First, at the entrance of the gate, A little puppet-priest doth wait, Who squeaks to all the comers there, 'Favour your tongues, who enter here.
'Pure hands bring hither, without stain.
' A second pules, 'Hence, hence, profane!' Hard by, i' th' shell of half a nut, The holy-water there is put; A little brush of squirrels' hairs, Composed of odd, not even pairs, Stands in the platter, or close by, To purge the fairy family.
Near to the altar stands the priest, There offering up the holy-grist; Ducking in mood and perfect tense, With (much good do't him) reverence.
The altar is not here four-square, Nor in a form triangular; Nor made of glass, or wood, or stone, But of a little transverse bone; Which boys and bruckel'd children call (Playing for points and pins) cockall.
Whose linen-drapery is a thin, Sub|ile, and ductile codling's skin; Which o'er the board is smoothly spread With little seal-work damasked.
The fringe that circumbinds it, too, Is spangle-work of trembling dew, Which, gently gleaming, makes a show, Like frost-work glitt'ring on the snow.
Upon this fetuous board doth stand Something for shew-bread, and at hand (Just in the middle of the altar) Upon an end, the Fairy-psalter, Graced with the trout-flies' curious wings, Which serve for watchet ribbonings.
Now, we must know, the elves are led Right by the Rubric, which they read: And if report of them be true, They have their text for what they do; Ay, and their book of canons too.
And, as Sir Thomas Parson tells, They have their book of articles; And if that Fairy knight not lies They have their book of homilies; And other Scriptures, that design A short, but righteous discipline.
The bason stands the board upon To take the free-oblation; A little pin-dust, which they hold More precious than we prize our gold; Which charity they give to many Poor of the parish, if there's any.
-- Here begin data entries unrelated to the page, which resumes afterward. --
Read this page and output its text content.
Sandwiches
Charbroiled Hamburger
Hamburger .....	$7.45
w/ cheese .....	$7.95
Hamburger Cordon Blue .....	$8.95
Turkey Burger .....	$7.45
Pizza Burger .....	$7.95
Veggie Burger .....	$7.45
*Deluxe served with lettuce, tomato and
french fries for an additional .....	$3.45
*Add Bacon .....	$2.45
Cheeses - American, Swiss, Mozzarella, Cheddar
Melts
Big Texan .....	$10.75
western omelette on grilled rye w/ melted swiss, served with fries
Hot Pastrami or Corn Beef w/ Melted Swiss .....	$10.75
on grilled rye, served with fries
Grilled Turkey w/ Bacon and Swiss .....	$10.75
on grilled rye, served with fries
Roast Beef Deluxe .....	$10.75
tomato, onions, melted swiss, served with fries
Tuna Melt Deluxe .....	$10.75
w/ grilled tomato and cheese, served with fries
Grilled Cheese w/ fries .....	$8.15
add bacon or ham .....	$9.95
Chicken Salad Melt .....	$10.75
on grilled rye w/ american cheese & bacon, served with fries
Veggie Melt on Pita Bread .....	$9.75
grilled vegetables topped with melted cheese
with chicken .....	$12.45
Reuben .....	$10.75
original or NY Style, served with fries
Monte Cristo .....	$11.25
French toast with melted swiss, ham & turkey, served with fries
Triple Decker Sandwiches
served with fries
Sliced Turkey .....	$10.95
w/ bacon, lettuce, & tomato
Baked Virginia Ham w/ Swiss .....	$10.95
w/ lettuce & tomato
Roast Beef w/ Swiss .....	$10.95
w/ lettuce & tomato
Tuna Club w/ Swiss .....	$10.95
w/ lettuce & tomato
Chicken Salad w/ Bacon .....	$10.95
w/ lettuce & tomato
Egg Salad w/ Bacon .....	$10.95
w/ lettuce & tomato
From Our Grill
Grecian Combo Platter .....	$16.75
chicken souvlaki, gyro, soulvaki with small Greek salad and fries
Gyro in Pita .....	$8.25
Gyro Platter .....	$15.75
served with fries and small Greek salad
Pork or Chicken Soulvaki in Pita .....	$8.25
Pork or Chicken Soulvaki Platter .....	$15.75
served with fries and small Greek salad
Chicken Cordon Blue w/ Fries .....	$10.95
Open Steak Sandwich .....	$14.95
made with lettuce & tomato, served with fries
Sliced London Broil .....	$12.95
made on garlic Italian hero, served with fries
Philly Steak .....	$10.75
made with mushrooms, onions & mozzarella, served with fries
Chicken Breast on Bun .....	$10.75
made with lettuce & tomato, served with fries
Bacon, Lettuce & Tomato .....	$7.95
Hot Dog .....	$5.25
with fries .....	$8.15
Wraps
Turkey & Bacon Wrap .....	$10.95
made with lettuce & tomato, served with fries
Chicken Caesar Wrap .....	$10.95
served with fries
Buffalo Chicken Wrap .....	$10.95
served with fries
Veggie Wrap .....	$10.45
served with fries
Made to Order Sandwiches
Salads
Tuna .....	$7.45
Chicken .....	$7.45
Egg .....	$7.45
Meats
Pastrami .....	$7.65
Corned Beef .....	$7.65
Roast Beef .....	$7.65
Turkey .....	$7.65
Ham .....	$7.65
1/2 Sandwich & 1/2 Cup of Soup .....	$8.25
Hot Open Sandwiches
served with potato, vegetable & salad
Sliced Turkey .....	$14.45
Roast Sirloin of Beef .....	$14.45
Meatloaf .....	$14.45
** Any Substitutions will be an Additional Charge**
Upon the ends of these neat rails, Hatch'd with the silver-light of snails, The elves, in formal manner, fix Two pure and holy candlesticks, In either which a tall small bent Burns for the altar's ornament.
For sanctity, they have, to these, Their curious copes and surplices Of cleanest cobweb, hanging by In their religious vestery.
They have their ash-pans and their brooms, To purge the chapel and the rooms; Their many mumbling mass-priests here, And many a dapper chorister.
Their ush'ring vergers here likewise, Their canons and their chaunteries; Of cloister-monks they have enow, Ay, and their abbey-lubbers too:-- And if their legend do not lie, They much affect the papacy; And since the last is dead, there's hope Elve Boniface shall next be Pope.
They have their cups and chalices, Their pardons and indulgences, Their beads of nits, bells, books, and wax- Candles, forsooth, and other knacks; Their holy oil, their fasting-spittle, Their sacred salt here, not a little.
Dry chips, old shoes, rags, grease, and bones, Beside their fumigations.
Many a trifle, too, and trinket, And for what use, scarce man would think it.
Next then, upon the chanter's side An apple's-core is hung up dried, With rattling kernels, which is rung To call to morn and even-song.
The saint, to which the most he prays And offers incense nights and days, The lady of the lobster is, Whose foot-pace he doth stroke and kiss, And, humbly, chives of saffron brings For his most cheerful offerings.
When, after these, he's paid his vows, He lowly to the altar bows; And then he dons the silk-worm's shed, Like a Turk's turban on his head, And reverently departeth thence, Hid in a cloud of frankincense; And by the glow-worm's light well guided, Goes to the Feast that's now provided.